Unlike the German and British courts, the Polish court is populated by party loyalists.

Poland flag

The German constitutional court has never ventured to take such a bold stance as Poland did last week. Years of anti-European rhetoric, on the other hand, have fertilized the ground for the emergence of a splinter jurisdiction in other European nations.

When a colleague from the London Times told me in the early 1990s that Eurosceptics now had victory in their clutches, I was stunned.

Until then, I dismissed Europhobes as the stereotypical British eccentrics with poor teeth and bad smell who should not be taken seriously. But, in the end, it was them who triumphed and established their priorities.

The German constitutional court's judgments on European matters during the last two decades have had a comparable impact. The court has never made an order that is in violation of a European treaty or opposes EU policy. It was the legal discussion, not the punishment, that mattered. In its ruling last year on the ECB's asset acquisition, Karlsruhe (as the German constitutional court is known, after the city in which it is located) launched a notorious attack on the European court of justice for acting outside of its authority, or supra vires. It also established that, despite the fact that member states have given the European Union well defined authorities, sovereignty always and in any event resides with individual nations. The sovereign state, like in the biblical context, has the ability to give and take away.

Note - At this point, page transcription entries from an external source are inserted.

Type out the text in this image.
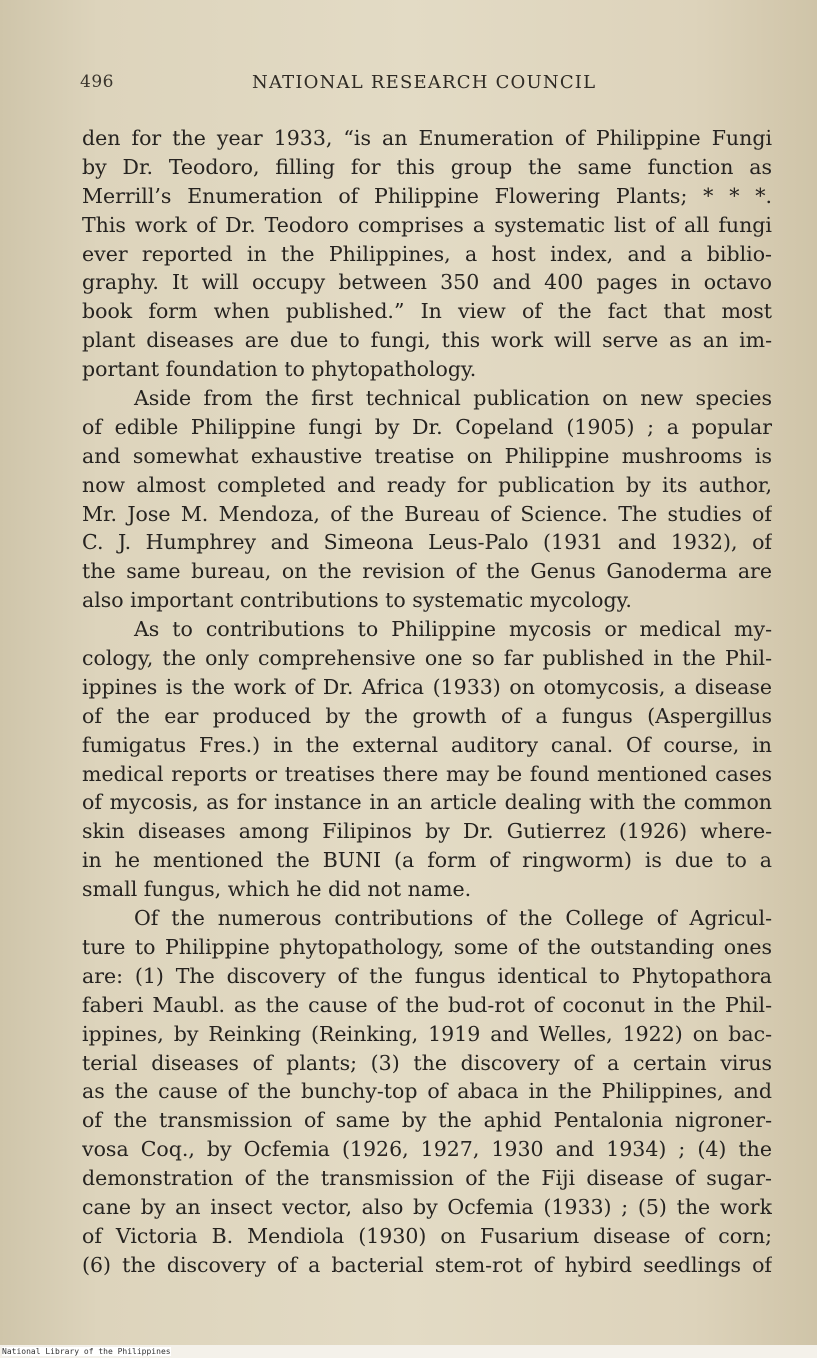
496	NATIONAL RESEARCH COUNCIL
den for the year 1933, “is an Enumeration of Philippine Fungi
by Dr. Teodoro, filling for this group the same function as
Merrill’s Enumeration of Philippine Flowering Plants; * * *.
This work of Dr. Teodoro comprises a systematic list of all fungi
ever reported in the Philippines, a host index, and a biblio-
graphy. It will occupy between 350 and 400 pages in octavo
book form when published.” In view of the fact that most
plant diseases are due to fungi, this work will serve as an im-
portant foundation to phytopathology.
Aside from the first technical publication on new species
of edible Philippine fungi by Dr. Copeland (1905) ; a popular
and somewhat exhaustive treatise on Philippine mushrooms is
now almost completed and ready for publication by its author,
Mr. Jose M. Mendoza, of the Bureau of Science. The studies of
C. J. Humphrey and Simeona Leus-Palo (1931 and 1932), of
the same bureau, on the revision of the Genus Ganoderma are
also important contributions to systematic mycology.
As to contributions to Philippine mycosis or medical my-
cology, the only comprehensive one so far published in the Phil-
ippines is the work of Dr. Africa (1933) on otomycosis, a disease
of the ear produced by the growth of a fungus (Aspergillus
fumigatus Fres.) in the external auditory canal. Of course, in
medical reports or treatises there may be found mentioned cases
of mycosis, as for instance in an article dealing with the common
skin diseases among Filipinos by Dr. Gutierrez (1926) where-
in he mentioned the BUNI (a form of ringworm) is due to a
small fungus, which he did not name.
Of the numerous contributions of the College of Agricul-
ture to Philippine phytopathology, some of the outstanding ones
are: (1) The discovery of the fungus identical to Phytopathora
faberi Maubl. as the cause of the bud-rot of coconut in the Phil-
ippines, by Reinking (Reinking, 1919 and Welles, 1922) on bac-
terial diseases of plants; (3) the discovery of a certain virus
as the cause of the bunchy-top of abaca in the Philippines, and
of the transmission of same by the aphid Pentalonia nigroner-
vosa Coq., by Ocfemia (1926, 1927, 1930 and 1934) ; (4) the
demonstration of the transmission of the Fiji disease of sugar-
cane by an insect vector, also by Ocfemia (1933) ; (5) the work
of Victoria B. Mendiola (1930) on Fusarium disease of corn;
(6) the discovery of a bacterial stem-rot of hybird seedlings of
National Library of the Philippines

In its ruling last week, the Polish constitutional court went far beyond its German counterpart. He claimed that several parts of the Polish constitution are incompatible with Art. 1 of the Treaty on European Union, or the EU's foundation clause. The same may be said about Article 19 of the Treaty on European Union, which established the European Court of Justice. If things keep going this way, there's a chance of a legal Polexit. If a member state claims that the European treaties are in violation of its national constitution, it has three options: amend the constitution, persuade other member states to change the treaties, or quit the Union. The EU might even claim that, under international law, this judgment immediately voids Poland's participation pact and, as a result, its membership in the Union.

The German constitutional court plays a little but significant role in all of this. He aided Poland's following efforts by beginning the legal discussion. Readers will recall that the work of the European Union's Court of Justice was pivotal in the Brexit negotiations. If only pro-European British folks had realized that some of those powers might be reclaimed? Despite the Europhobia that led to Brexit, the loud cry for independence that has been heard in Germany and Poland has never been heard in the legal arena in the United Kingdom.

Unlike the German and British courts, the Polish court is populated by party loyalists. The lines [here in English translation ] sound more like a political manifesto than a legal document. Constitutional judges in Germany are likewise chosen by politicians, although they represent a diverse variety of legal perspectives. Anti-European attitudes emerge from inside the legal profession, not from political meddling. Lawyers, like economists, adhere to scholarly schools of thought that support their political beliefs.

Some of the points made during the proceedings in Poland were nearly identical to those heard by the German constitutional court. For example, the city of Karlsruhe has aided in the popularization of legal principles such as ultra vires and the democratic ideal. Which appear to be far more innocuous than they are. According to Karlsruhe, sovereignty can be granted but not shared. As a result, the European Court of Justice cannot declare itself the arbitrator of its own competence. As a result, EU laws cannot supersede national laws in regions outside the agreed-upon perimeter, and it is up to national courts to determine the exact extent of that perimeter. In those clearly delineated areas, like as the single market and trade policy, Karlsruhe acknowledges the primacy of European law. Its responsibilities do not include fiscal and defense policy. As a result, if you want to create a fiscal union or a European army, you can't do it under the current treaty. Unless member states opt to amend the European Treaties and, in the case of Germany and Poland, their respective national constitutions, the next stage of European integration will never see the light. Poland will almost probably be forced to take a step back as a result of the Polish judgment. Polexit, in my opinion, will be a potential but improbable outcome. However, it's important to remember that Brexit began in the same way.

The German form of legal Euroscepticism, on the other hand, has proven to be far more clever and effective. It was able to conjure up legal preconditions out of thin air, enough to sway the negotiation positions of successive German administrations toward the European Union. The Polish judgment, on the other hand, is written as a deliberate provocation that may be utilized by the right-wing Law and Justice party in the run-up to the 2023 elections. Karlsruhe is in no way to blame for what is going on in Poland. However, he is the one who started a discussion that others have been able to control and drive to its logical conclusion.